Escuto atentamente toda a situação da França, num alemão impecável. Estamos em condições precárias, tudo por culpa de um imprestável. Durant e Laviolette dizem também que suas próprias famílias podem estar em perigo. Olho rapidamente para o meu vati, ele parece estar muito surpreso, mas eu só vejo uma oportunidade.
— Olha, Markus, nós sabemos que não seria o ideal, mas…
— Eu aceito. - falo sem rodeios, interrompendo as desculpas de monsieur Durant. Os dois do outro lado da tela sorriem.
— Filho! - vati também sorri. - Mas que orgulho!
— Você entendeu o que está se passando, não é? - Laviolette me pergunta.
— Perfeitamente, mon seigneur. - respondo em francês, uma das línguas que falo. - Seu alemão é impecável! A França está sendo tomada por mãos desconhecidas, ajudadas pelo ex-Regente de Área que, provavelmente, forjou a própria morte. Prometo tentar achar esse verme e entregá-lo em suas mãos, além de restabelecer o nosso domínio sobre a França.
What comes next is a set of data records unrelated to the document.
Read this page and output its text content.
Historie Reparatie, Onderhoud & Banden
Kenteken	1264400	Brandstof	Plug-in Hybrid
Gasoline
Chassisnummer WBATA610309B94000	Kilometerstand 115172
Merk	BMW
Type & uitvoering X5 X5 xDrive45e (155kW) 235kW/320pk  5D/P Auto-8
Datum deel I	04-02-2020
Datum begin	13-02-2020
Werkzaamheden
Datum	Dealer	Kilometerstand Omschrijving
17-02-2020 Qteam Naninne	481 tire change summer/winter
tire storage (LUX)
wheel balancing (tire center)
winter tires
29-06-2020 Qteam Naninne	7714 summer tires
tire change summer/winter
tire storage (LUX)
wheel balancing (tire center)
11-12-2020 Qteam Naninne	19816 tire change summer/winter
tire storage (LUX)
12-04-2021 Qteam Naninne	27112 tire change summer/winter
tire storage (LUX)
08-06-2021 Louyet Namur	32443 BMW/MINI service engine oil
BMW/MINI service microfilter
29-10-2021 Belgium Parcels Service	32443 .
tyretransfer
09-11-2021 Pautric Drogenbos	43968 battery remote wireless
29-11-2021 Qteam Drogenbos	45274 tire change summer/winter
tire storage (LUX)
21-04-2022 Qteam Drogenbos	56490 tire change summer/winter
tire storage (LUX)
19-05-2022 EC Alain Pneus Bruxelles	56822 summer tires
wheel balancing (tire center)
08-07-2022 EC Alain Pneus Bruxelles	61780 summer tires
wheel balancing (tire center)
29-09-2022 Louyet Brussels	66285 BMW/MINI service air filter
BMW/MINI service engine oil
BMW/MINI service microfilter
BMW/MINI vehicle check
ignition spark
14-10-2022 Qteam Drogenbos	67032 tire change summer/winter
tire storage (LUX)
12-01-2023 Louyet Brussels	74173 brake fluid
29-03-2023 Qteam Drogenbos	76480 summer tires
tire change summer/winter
Sei que tenho pouca experiência, mas darei o meu melhor. Dou minha palavra!
— Não vamos impor um prazo a você, pois sabemos que não é algo que se consegue da noite para o dia. Queríamos te empossar com um cenário melhor, filho. Sentimos muito por isso.
— Prefiro esse desafio completo, mon seigneur.
— Pode nos chamar de Filipi, ou Fil e Étienne, ou Étie. O mesmo vale para você Herbert. E, se você aceitar, gostaríamos que empossasse um cargo no Alto Conselho.
— É uma honra aceitar! - vati sorri para ele.
— Perfeito! Meu filho, Pierre, vai buscá-lo quando estiver pronto, Markus. E Herbert, apresente-se em até uma semana no núcleo aí em Berlim. Estou enviando a eles os documentos de sua posse, para que você os assine numa cerimônia solene.
— Eu já estou pronto, Filipi. - digo assim que ele termina suas instruções para meu vati. - Posso pegar o jatinho de meu vati em quarenta minutos.
— Deixe-nos fazer essa gentileza, Markus. - é a vez de Étienne falar. - Arrume mais uma mala para trazer. Fale para sua namorada fazer as malas também.
— Obrigado. Vou dar a notícia a ela. Se me dão licença. - faço uma pequena reverência enquanto me levanto, e eles me dão permissão para sair.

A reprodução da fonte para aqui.